Showing posts with label Graham Harman. Show all posts
Showing posts with label Graham Harman. Show all posts

Friday, January 11, 2013

My Question for Graham Harman regarding Scientific Materialism


Graham Harman spoke at DePaul today on “A New Look at Identity and Sufficient Reason" to a packed room.  His paper was a relatively straightforward account of some differences between his Object-Oriented philosophy and the work of Quentin Meillassoux.  These differences are, I expect, well known to those who are following the speculative realist literature so I am not interested in recounting them here.  Harman’s paper was structured so that he could provide a succinct and readily accessible account of his own thoughts on object-oriented ontology (OOO).  It was very helpful to novices such as I am.

The questions that followed were probing, querulous to some extent, but the exchange was good humored and Graham gave a stout defense in respond to any objections that were raised.  The only question that seemed to give him real pause, or so it seemed to me, was one from Will McNeill (who chaired Harman’s dissertation committee back in the day), who suggested (if I am getting this right) that Heidegger had abandoned his phenomenological approach of the 1920s and by the mid-thirties in, for example, The Origin of the Work of Art had been doing a type of philosophy that began with the object.  That is, McNeill was ratifying a certain distinction between early and later Heidegger that Harman is not prepared to concede.  Harman has called Heidegger “a rather monotonous philosopher”.  The exchange was fueled by a high-octane level Heidegger-speak that is above my pay-grade, so to speak, but if I followed the thrust of it, it hinged on the question of whether Heidegger himself took the object-oriented turn, thus blunting some of the claims that OOO is more out of the mainstream of continental philosophy than it might seem.  I did appreciate Harman’s taking this on board and he seemed to indicate that he’d give it some more thought. 

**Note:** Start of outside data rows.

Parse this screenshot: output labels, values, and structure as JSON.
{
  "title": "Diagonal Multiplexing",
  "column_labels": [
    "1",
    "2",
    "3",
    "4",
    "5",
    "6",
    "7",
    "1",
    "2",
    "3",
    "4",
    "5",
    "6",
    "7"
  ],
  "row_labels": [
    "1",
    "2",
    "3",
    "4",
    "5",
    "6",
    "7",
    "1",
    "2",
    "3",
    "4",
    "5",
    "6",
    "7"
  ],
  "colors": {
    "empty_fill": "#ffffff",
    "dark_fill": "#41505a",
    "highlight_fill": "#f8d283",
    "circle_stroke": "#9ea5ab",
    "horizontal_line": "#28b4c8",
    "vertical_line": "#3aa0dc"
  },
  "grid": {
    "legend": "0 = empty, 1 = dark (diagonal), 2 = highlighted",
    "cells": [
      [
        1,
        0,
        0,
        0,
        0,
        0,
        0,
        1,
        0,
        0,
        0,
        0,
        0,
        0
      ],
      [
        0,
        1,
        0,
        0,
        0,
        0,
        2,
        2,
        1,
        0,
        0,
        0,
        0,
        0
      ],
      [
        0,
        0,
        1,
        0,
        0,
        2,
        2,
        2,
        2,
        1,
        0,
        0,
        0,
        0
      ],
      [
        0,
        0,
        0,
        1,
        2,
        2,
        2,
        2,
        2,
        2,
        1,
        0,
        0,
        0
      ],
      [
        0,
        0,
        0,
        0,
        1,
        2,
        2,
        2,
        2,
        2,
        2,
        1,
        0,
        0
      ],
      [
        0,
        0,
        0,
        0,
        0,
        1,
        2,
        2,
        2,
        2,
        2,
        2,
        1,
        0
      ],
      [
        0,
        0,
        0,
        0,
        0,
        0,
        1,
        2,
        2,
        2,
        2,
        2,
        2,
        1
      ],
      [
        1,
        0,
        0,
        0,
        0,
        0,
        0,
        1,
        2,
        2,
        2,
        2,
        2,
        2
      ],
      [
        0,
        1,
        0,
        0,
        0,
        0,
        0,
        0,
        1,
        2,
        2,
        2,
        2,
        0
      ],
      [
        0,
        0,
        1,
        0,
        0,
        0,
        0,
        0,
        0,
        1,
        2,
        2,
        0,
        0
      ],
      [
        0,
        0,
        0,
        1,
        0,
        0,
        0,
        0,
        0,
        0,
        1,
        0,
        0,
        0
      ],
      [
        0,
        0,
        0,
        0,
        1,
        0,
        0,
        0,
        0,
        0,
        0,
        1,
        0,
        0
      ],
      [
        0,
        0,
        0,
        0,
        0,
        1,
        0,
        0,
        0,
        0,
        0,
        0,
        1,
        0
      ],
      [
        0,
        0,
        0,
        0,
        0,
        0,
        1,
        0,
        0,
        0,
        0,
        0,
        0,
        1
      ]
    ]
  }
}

My main purpose in this short post is the restate a question that I asked and would like to hear more on at some point.  The question is a simple one, and may have been so simply stated that the question was not especially clear.  In the circumstances I cannot be dissatisfied with Harman’s response.  Noting that I am a scientist by training (an ecologist) I suggested that natural scientists were already, in some respects, naïve realists.  And if that is the case I asked what OOO does for or to science.  I had in mind here a couple of things.  Firstly, scientists generally would have little objection to the notion that inanimate objects should be given the same priority in our thinking about the world as the human-object relationship. They act, that is, as if they are outside a correlationist circle, mainly because most of us have never considered that we are in one in the first place!  Natural science doesn't have an ontology at all in the (trivial) sense that scientists typically proceed without systematically inspecting their ontological commitments!  Secondly, I also had in mind Harman acknowledgment that OOO seems to have something in common with scientific materialism (which is, of course, not the same thing as doing science).  In The Quadruple Object he finds a number of problems with scientific materialism.  One of these is that the object-object relationship in scientific materialism is “insufficiently realistic” because it “does not raise the genuine philosophical problem of how two entities can relate…”  This seems right to me, but I am interested then in how OOO might do a better job in relation to science than materialist accounts do.

In Graham’s response he correctly pointed out that philosophy should not be in the business of being a handmaiden to the sciences (fair enough!).  Scientists will have to see for themselves how their practice might respond to emerging developments in ontology.  However, it seems unlikely that they will as most will remain happily unaware that they either are or are not on shaky ground as the philosophical landscape swirls and changes around them.  There are costs to this cavalierness - something I'll write about later.

Graham did make some potentially helpful comments about OOO and one branch of the natural sciences in particular – ecology.  Noting that Tim Morton (one of the OOO band) is doing interesting work in this area -- I am very enthusiastic about Tim's work, by the way -- , Harman indicated that with Morton’s notions of the mesh, strange strangers etc. that ecology would have to revisit its notion that "everything is connected."  This is interesting to me since as an ecologist I can assure us all that ecology as a scientific discipline is as much concerned with the limits of connection as it is with connections per se.  If everything was indeed connected this world would fall apart like a game of jenga!  I am not quibbling with Harman here, I just want to note that there is some potentially exciting work to be done in introducing object-oriented philosophers to natural scientists and vice versa.  This is not work that many philosophers or scientists have an appetite for, and most need not respond to the call, but for those that do, the results of the dialogue will be interesting.

It was a very stimulating afternoon and I thank Graham for it.